If your source also provides daily data, levels, or station metadata, supply
the corresponding optional function arguments. Only the capabilities you
implement will be advertised by `hc_list_sources()`.

#### Using a stored station list when no endpoint exists

Some sources do not expose a station-listing endpoint. In those cases, bundle a
character vector of known station IDs directly in the package and return it from
`list_stations_fn`:

```r
.MYPROV_STATIONS <- c("MP001", "MP002", "MP003")

.myprov_list_stations <- function() .MYPROV_STATIONS
```

The tradeoff is that the list must be maintained manually as the network
changes. The router only requires that `list_stations_fn()` return a character
vector; how that vector is produced is left entirely to the adapter.
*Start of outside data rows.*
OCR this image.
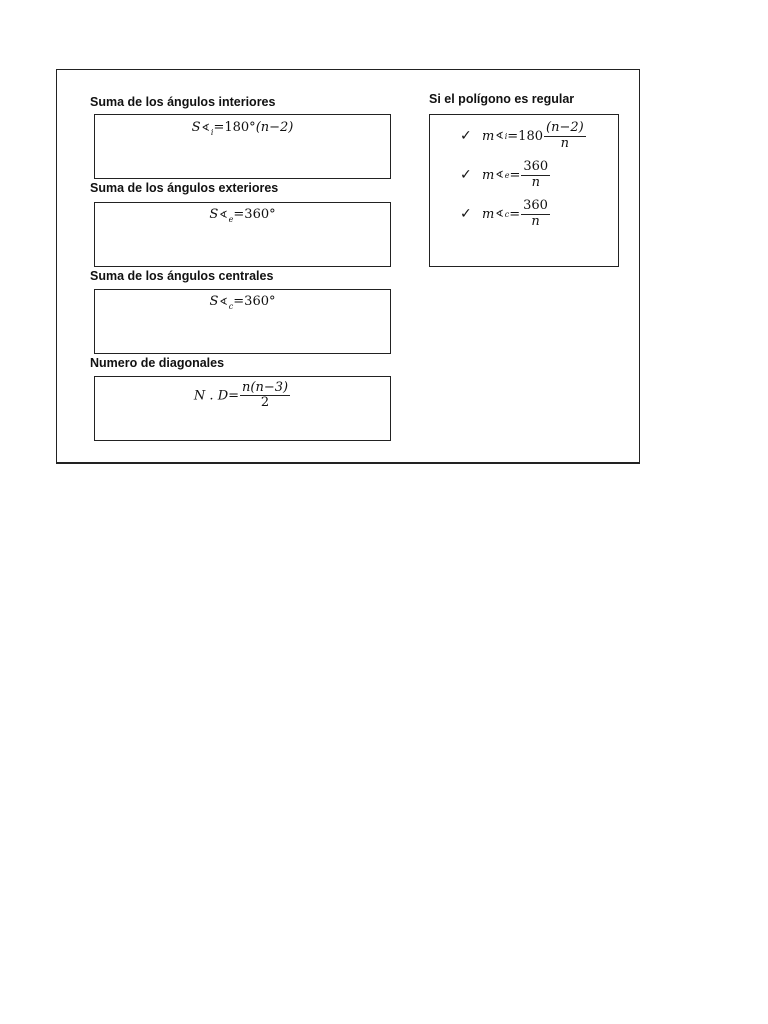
Suma de los ángulos interiores
$S∢_i=180^\circ(n-2)$
Suma de los ángulos exteriores
$S∢_e=360^\circ$
Suma de los ángulos centrales
$S∢_c=360^\circ$
Numero de diagonales
N . $D= \frac{n(n-3)}{2}$
Si el polígono es regular
✓ m ∢ $i =180 \frac{(n-2)}{n}$
✓ m ∢ $e = \frac{360}{n}$
✓ m ∢ $c = \frac{360}{n}$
### Step 2 - Register the adapter

Add one line to the `.onLoad` block in `R/hydrocan-package.R`:

```r
.onLoad <- function(libname, pkgname) {
  register_hydrocan_adapter(hydrocan_adapter_hydroquebec())
  register_hydrocan_adapter(hydrocan_adapter_cehq())
  register_hydrocan_adapter(hydrocan_adapter_myprov())   # add this
}
```

### Step 3 - Add tests

Tests for adapters are written against a mock adapter rather than hitting the
live network. This keeps the test suite fast and fully offline. The pattern,
established in `tests/testthat/helper-mocks.R`, is:

1. Write a `list_stations_fn` that returns a hardcoded character vector.
2. Write fetch functions that generate deterministic tibbles from their date
   arguments without making any HTTP requests.
3. Assemble these into an adapter with `new_hydrocan_adapter()`.
4. Register it for the duration of a single test with `local_register_adapter()`,
   which restores the prior registry state on exit.

```r
.myprov_stations <- c("MP001", "MP002")

.myprov_mock_fetch_flows <- function(station_id, start_date, end_date) {
  dates <- seq(as.Date(start_date), as.Date(end_date), by = "day")
  tibble::tibble(
    station_id    = station_id,
    timestamp     = as.POSIXct(dates, tz = "UTC"),
    value         = seq_along(dates) * 1.0,
    parameter     = "water_discharge",
    unit          = "m3/s",
    provider_name = "myprov",
    quality_code  = NA_character_,
    qf_desc       = NA_character_
  )
}

mock_myprov_adapter <- new_hydrocan_adapter(
  "myprov",
  "Mock MyProv adapter for offline testing.",
  function() .myprov_stations,
  fetch_flows_fn = .myprov_mock_fetch_flows
)

test_that("myprov adapter returns correct schema", {
  local_register_adapter(mock_myprov_adapter)
  result <- hc_read_flows(
    station_id = "MP001",
    start_date = "2024-01-01",
    end_date   = "2024-01-03",
    source     = "myprov"
  )
  expect_s3_class(result, "hydrocan_realtime")
  expect_equal(nrow(result), 3L)
})
```

`local_register_adapter()` and `local_clear_registry()` are defined in
`tests/testthat/helper-mocks.R` and are available to all test files automatically.

### What the schema validator will catch

`validate_hydrocan_schema()` is called automatically after every data-fetching
API call (`hc_read_flows()`, `hc_read_daily_flows()`, `hc_read_levels()`,
`hc_read_daily_levels()`). It will stop with a clear message if:

- Any required column is missing from the returned tibble.

It also normalises the `unit` column: common variants such as `"m³/s"`,
`"cms"`, or `"m^3/s"` are all mapped to the canonical `"m3/s"`. Unrecognised
unit strings pass through unchanged with a warning, identifying the raw string
so it can be added to the mapping table in `R/schema.R`.